Because drugs or alcohol has likely become the primary method of coping, people in recovery will need to be prepared to find new, healthier ways of coping.

Coping skills can include spending time with people you care about, activities that relieve stress, or skills to overcome sadness, anger or anxiety. Coping skills aren’t one-size-fits-all, but some that you might consider include:

  • Getting professional help from a counselor or from an outpatient or inpatient rehab.
  • Exercise, including biking, walking, or joining a gym.
  • Journaling about feelings, experiences or cravings.
  • Tracking progress in recovery (like days sober) on a calendar.
  • Starting a yoga, mindfulness or meditation program (try an app!).
  • Asking a person close to you to be available once a week to talk or listen.
  • Creative projects like art, music, photography or writing.
  • Gardening or spending time outside.

Work on Repairing and Rebuilding

Because drug and alcohol addiction can impact you and your life in so many ways, part of recovery should also be about doing the work on repairing and rebuilding.

In many ways, an addiction to drugs and alcohol puts your goals and dreams “on hold”, so recovery should also be about revisiting these.
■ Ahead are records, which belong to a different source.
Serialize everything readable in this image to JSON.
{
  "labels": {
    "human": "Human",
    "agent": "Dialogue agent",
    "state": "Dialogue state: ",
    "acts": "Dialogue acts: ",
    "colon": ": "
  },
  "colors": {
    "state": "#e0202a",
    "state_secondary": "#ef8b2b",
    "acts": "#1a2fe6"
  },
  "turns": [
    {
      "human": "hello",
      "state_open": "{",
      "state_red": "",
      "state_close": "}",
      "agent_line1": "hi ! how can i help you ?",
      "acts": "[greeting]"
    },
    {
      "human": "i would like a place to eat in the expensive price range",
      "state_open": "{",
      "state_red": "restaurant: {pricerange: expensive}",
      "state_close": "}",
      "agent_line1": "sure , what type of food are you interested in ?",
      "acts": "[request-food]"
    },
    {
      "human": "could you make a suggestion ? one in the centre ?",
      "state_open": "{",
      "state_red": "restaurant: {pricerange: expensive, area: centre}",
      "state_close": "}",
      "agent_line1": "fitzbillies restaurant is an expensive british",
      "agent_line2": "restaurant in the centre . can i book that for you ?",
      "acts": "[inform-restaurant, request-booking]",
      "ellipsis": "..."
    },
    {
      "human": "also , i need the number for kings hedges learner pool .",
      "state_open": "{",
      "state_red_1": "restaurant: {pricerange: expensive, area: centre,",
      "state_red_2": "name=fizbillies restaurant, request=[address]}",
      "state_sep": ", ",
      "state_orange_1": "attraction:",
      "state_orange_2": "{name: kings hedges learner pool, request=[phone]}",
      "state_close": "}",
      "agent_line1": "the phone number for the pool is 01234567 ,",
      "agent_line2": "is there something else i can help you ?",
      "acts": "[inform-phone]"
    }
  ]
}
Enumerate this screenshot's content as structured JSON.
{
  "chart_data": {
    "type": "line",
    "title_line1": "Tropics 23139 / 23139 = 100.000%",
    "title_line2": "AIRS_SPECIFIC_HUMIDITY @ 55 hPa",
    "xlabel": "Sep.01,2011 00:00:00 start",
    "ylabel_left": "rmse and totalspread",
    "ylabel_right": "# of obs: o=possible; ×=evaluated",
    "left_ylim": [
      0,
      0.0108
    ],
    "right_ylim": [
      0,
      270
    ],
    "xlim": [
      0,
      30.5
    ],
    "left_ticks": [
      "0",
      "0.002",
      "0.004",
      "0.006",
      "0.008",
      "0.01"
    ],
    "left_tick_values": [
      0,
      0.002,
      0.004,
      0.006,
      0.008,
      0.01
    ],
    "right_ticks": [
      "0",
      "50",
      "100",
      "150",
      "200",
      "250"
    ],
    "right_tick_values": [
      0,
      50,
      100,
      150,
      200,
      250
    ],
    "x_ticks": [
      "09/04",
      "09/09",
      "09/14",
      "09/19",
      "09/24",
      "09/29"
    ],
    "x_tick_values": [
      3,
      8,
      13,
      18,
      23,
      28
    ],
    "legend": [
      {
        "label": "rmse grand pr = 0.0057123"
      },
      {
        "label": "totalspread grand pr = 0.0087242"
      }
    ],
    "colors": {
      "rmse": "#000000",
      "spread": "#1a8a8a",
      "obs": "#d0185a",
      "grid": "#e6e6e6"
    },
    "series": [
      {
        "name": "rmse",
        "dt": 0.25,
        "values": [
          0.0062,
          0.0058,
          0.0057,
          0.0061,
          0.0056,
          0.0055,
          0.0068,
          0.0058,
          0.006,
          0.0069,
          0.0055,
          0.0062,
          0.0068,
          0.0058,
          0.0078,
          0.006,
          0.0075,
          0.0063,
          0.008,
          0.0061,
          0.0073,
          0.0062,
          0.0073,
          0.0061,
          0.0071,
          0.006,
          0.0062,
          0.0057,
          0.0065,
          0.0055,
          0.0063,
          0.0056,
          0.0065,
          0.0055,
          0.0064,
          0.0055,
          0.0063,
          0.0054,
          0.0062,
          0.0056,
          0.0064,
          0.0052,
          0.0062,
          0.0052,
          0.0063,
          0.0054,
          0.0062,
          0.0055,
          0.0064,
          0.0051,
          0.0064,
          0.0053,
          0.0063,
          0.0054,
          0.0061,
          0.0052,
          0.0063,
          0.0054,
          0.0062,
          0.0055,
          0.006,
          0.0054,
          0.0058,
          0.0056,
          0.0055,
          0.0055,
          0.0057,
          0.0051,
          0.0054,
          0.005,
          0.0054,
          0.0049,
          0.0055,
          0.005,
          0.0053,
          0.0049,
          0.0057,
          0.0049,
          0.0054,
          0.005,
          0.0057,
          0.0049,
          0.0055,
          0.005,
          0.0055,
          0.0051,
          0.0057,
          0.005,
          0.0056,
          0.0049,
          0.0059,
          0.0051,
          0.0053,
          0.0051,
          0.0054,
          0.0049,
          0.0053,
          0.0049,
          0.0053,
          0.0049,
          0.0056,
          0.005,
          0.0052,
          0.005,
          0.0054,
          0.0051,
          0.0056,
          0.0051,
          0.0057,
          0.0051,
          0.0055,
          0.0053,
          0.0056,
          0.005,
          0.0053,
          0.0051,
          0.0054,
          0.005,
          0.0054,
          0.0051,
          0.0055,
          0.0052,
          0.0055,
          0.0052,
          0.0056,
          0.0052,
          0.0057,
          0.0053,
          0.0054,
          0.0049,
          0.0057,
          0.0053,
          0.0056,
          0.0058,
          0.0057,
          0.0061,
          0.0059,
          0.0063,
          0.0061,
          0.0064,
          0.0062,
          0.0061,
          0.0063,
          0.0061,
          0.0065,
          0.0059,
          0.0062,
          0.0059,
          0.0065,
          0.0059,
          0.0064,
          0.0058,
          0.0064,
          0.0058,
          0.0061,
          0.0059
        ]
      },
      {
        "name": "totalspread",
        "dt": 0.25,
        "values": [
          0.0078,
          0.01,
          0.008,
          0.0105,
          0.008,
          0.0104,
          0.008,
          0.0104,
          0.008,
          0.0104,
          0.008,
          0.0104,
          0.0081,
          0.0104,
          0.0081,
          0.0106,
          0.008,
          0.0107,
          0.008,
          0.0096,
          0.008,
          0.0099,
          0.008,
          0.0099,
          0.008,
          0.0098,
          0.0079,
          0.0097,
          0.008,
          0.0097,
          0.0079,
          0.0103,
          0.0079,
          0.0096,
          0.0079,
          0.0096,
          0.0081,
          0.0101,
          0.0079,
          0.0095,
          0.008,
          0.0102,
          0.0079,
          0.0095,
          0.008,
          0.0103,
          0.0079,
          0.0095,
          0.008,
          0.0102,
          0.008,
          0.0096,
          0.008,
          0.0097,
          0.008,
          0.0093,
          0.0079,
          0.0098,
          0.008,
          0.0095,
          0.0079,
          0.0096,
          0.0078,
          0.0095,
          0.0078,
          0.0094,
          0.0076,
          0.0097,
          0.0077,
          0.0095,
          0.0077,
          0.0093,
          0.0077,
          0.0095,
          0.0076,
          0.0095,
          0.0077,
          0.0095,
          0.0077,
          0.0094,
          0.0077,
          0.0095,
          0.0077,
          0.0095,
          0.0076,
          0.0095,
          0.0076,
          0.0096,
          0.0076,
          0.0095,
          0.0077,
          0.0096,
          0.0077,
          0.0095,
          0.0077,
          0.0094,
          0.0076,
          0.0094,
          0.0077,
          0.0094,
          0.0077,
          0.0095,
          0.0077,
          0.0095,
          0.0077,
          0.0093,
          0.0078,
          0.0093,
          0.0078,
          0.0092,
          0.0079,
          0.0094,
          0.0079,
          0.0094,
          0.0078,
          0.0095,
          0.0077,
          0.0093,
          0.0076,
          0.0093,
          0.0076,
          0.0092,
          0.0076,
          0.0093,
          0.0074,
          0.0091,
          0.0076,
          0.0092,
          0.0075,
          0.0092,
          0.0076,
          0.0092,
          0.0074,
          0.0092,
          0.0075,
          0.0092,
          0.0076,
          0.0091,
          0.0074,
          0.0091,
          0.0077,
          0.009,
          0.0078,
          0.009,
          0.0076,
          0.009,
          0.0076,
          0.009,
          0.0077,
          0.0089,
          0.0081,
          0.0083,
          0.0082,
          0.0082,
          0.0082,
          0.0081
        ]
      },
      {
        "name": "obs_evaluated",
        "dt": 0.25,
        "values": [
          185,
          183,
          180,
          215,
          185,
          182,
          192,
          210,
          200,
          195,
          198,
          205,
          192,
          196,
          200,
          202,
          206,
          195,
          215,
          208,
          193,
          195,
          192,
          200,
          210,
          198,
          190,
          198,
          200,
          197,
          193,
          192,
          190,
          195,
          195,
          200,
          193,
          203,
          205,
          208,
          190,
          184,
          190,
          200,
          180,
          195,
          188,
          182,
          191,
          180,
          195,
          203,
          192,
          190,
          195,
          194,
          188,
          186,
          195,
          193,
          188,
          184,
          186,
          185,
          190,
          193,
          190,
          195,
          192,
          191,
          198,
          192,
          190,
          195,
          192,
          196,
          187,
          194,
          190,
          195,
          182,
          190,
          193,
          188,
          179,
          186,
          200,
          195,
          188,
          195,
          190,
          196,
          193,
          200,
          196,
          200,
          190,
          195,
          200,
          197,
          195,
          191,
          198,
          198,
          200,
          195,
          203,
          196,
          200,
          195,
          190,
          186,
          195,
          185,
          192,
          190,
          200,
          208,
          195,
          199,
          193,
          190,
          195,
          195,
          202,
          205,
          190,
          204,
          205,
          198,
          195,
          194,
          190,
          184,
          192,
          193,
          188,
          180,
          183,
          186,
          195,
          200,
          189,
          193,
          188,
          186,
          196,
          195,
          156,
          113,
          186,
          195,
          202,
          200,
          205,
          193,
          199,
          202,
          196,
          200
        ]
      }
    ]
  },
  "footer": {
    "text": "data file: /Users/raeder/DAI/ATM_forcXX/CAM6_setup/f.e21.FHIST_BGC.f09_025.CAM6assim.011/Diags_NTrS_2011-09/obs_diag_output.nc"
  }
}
If there are important relationships that you neglected or damaged, work on repairing these, but understand it may take time.

You may also need to rebuild your health, your confidence, your career or your savings. Addiction was all about the “right now” but recovery is also about your future.

Final Thoughts

There is no way to completely “relapse proof” your sobriety, but there are several ways to reduce your risk and increase your protection. Becoming more aware of warning signs and triggers, planning ahead, finding new coping skills, and focusing on goals, will help set you up for success.

Recovery is an ongoing process, but it can be one that helps you find parts of yourself you lost to addiction, and to rebuild a life you want to stay sober for.

Sources:

  1. Melemis S. M. (2015). Relapse Prevention and the Five Rules of Recovery. The Yale journal of biology and medicine, 88(3), 325–332.
  2. New findings on biological factors predicting addiction relapse vulnerability
  3. Prevalence of the addictions: a problem of the majority or the minority?